While Hispanic students make up nearly a fifth of the U.S. student population, they meet ACT College Readiness Benchmarks at lower rates than their peers.
The ACT’s Center for Equity in Learning partnered with Univision, the leading Hispanic media company in the U.S., to create a research report with recommendations for increasing Hispanics’ access to higher education.
The joint report is based on eight focus groups with 44 parents and 50 students in 11th and 12th grade from cities across the U.S., including New York City, St. Louis, Chicago, San Antonio and San Diego. Many of the students interviewed would be the first in their families to go to college.
“This research should be a wakeup call to education leaders and the country as a whole,” said Jim Larimore, chief officer for ACT’s Center for Equity in Learning. “The Hispanic population is growing rapidly in the U.S. and we think it’s essential to ask parents and students about their experiences, listen to their insights and then examine what we can all do to improve outcomes.”
Based on the interviews, the report recommends that high schools proactively provide opportunities for Hispanic students to meet with guidance counselors – like scheduled group discussions or one-on-one meetings – to talk about the college application process and the transition to college.
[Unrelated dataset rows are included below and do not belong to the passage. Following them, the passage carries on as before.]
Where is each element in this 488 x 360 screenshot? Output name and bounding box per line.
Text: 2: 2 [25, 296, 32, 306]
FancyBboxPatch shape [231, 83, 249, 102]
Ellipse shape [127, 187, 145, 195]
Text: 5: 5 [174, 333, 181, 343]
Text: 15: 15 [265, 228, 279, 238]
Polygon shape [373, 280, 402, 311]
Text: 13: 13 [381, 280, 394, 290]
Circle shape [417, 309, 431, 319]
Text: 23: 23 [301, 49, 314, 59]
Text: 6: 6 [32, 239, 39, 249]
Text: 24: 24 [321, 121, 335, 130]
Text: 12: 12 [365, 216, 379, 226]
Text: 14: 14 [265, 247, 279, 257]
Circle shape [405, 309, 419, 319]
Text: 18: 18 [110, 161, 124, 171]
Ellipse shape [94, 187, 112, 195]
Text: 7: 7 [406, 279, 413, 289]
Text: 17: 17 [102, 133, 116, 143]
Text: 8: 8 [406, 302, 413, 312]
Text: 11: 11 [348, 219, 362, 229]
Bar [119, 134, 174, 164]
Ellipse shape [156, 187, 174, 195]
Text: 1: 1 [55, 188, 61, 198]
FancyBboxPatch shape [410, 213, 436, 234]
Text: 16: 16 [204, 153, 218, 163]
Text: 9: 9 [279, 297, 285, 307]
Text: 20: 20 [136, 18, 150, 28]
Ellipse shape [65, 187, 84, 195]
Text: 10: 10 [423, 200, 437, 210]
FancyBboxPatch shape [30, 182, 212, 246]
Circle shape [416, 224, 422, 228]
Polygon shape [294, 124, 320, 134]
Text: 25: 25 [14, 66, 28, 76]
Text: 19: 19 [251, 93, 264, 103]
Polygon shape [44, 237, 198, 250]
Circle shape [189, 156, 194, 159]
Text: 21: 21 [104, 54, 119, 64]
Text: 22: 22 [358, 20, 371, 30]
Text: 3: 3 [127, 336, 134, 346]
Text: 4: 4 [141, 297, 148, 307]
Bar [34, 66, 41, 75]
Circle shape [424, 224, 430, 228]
It advises bringing parents into the college application process, as well, particularly parents of first-generation college students who may not know how to help their kids apply. For example, the report mentions family college fairs hosted by Univision and suggests schools offer more events where parents can ask questions or online tutorials about college.
Because cost is often a factor for Hispanic students, the report also charges high schools and universities with making students aware of resources like free test preparation materials and fee waivers for standardized tests.
“While Hispanic students face some hurdles, we’re confident that together, we can make progress and help ensure that more students are better prepared to pursue college, career and future success in their lives,” said Univision Executive Vice President of Government and Corporate Affairs Jessica Herrera-Flanigan.